I have finished reading Dr Jason Fox's book on how we can change our motivation through how well and consciously we design our work.

One of the side points he makes in the book is that laziness can be seen as a self-preservation exercise. It ensures we do not put effort and energy into things that ultimately do not contribute to our survival or enhance our existence: stopping us from working on goals that we cannot ever achieve.  Way back in the cave day this meant that we put our energy into hunting for food and making shelter, and were lazy for things like perfectly clipping our nails and stylishly cutting our hair.

Today laziness has a bad name. Whilst I agree that laziness as an end state is not helpful to anybody, getting curious about instances where we find ourself being lazy might reveal some interesting insights into how we think and live.

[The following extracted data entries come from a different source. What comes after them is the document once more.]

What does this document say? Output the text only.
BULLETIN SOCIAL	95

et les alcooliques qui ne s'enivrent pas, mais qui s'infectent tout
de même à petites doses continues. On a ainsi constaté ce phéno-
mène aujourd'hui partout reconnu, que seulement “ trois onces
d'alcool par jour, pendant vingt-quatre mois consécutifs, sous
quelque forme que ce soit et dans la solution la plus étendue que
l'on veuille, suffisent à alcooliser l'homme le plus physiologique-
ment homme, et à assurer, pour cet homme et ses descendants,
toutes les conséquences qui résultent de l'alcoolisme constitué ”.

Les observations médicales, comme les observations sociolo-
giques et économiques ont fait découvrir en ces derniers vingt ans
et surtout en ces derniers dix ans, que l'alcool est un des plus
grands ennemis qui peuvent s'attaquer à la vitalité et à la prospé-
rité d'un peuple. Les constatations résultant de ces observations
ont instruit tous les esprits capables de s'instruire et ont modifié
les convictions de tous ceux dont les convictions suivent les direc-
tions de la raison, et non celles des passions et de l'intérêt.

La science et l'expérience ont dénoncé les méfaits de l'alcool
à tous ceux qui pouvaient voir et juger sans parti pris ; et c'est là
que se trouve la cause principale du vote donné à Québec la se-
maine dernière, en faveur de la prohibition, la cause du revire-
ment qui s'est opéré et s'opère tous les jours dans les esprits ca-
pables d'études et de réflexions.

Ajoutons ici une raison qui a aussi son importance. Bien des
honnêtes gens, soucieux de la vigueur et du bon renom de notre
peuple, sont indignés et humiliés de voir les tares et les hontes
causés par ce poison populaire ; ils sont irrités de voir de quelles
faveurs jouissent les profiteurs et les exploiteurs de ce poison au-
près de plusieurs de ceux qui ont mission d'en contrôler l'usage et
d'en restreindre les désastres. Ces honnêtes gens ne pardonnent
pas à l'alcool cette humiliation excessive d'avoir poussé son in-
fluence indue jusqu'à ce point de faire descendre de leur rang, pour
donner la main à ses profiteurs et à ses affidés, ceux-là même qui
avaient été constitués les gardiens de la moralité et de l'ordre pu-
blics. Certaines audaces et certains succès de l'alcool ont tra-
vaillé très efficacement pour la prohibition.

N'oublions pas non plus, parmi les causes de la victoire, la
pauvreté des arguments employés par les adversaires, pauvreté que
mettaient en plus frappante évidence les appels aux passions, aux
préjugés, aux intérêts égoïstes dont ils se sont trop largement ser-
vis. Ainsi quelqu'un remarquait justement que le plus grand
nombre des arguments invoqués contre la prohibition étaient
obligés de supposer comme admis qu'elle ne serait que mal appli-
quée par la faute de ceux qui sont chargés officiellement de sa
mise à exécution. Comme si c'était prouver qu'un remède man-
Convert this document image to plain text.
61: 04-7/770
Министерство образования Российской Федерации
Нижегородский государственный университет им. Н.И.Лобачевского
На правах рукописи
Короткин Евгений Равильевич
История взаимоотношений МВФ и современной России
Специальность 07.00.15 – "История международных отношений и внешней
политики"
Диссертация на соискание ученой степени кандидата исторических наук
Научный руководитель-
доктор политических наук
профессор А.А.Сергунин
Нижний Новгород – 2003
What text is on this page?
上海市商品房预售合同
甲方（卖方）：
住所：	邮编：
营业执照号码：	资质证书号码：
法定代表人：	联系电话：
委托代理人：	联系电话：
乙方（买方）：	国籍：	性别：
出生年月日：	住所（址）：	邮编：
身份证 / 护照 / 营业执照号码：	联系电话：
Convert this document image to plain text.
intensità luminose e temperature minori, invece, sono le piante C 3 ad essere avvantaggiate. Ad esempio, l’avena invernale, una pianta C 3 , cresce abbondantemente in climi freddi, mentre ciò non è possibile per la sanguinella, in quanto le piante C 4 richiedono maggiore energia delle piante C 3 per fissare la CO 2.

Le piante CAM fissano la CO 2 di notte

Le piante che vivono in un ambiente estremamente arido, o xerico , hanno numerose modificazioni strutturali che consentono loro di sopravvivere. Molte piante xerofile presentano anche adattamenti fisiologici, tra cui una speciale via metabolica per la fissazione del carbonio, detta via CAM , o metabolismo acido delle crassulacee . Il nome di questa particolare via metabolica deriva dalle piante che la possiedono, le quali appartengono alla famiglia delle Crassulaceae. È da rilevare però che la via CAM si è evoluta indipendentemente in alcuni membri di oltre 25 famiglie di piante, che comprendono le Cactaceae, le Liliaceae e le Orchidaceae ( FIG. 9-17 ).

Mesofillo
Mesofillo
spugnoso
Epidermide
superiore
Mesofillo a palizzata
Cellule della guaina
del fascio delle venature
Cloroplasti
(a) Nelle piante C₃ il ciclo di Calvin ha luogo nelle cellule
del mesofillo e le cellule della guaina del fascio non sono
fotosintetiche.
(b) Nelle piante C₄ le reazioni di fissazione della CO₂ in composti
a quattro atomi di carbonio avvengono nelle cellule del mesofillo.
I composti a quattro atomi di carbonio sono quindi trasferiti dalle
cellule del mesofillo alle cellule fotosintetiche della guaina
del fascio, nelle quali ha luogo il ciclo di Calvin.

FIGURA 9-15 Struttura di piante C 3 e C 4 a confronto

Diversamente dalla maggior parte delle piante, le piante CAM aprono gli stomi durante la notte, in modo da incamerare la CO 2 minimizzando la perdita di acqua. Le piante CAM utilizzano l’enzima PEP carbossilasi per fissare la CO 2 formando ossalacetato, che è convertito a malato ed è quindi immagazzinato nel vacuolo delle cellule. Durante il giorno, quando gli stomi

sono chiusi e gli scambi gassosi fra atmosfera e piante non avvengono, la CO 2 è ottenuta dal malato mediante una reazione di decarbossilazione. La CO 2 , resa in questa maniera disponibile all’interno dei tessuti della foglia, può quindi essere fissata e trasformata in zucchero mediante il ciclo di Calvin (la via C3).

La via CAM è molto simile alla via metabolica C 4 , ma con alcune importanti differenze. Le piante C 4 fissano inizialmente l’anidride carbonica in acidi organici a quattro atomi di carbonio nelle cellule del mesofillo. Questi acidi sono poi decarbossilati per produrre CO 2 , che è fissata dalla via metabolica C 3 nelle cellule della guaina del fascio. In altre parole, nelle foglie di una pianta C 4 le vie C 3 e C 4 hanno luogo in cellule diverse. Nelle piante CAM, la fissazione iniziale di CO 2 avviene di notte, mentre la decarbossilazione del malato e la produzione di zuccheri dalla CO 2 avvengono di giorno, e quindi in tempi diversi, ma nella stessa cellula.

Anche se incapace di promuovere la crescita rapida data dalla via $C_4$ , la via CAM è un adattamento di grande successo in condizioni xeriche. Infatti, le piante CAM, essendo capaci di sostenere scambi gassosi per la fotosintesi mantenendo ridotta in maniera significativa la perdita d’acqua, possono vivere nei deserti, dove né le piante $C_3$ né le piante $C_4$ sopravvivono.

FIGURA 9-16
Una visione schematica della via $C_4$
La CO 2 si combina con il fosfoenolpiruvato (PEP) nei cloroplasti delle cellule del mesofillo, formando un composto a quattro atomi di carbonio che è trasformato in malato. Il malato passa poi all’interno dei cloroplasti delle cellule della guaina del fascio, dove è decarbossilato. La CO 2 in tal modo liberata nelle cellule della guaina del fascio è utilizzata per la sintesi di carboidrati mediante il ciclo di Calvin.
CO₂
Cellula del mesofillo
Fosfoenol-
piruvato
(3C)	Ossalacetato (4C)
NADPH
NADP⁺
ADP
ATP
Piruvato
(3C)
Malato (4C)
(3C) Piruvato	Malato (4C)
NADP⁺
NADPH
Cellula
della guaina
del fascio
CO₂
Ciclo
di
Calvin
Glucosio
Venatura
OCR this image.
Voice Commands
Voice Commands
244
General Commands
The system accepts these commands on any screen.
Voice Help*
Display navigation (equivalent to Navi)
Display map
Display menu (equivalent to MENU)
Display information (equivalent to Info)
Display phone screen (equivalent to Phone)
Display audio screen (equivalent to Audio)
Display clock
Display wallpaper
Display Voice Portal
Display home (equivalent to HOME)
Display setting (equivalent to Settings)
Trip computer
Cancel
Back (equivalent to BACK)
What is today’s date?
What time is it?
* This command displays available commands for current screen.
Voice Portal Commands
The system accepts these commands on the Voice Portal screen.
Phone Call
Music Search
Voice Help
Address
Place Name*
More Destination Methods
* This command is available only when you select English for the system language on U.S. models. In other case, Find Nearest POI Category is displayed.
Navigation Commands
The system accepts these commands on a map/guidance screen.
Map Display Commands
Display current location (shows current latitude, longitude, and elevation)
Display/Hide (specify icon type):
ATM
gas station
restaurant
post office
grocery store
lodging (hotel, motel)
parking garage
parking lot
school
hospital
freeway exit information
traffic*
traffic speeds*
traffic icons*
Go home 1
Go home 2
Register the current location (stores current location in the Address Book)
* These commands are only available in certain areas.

My laziness in my corporate job extended for a number of years. It wasn't that I was so lazy zI stopped showing up, rather I could not summon the will to do it well for extended periods of time. In retrospect, if I was able to get curious about this (instead of feeling guilty about this), I might have realised that my laziness was protecting me from a job that ultimately was not going to bring me satisfaction, and deep down was out of alignment with my values.

I also struggled with laziness and exercise when I stopped playing team sport. I felt guilty for not being able to sustain early morning riding sessions with a bunch of other guys. Once again, a curiosity about my laziness might have revealed that I did not actually get a lot of benefit from solo sports like cycling, and that team sports offered so much more for me as a whole person.

At the lazy time of the year, a cheer for letting our laziness talk to us.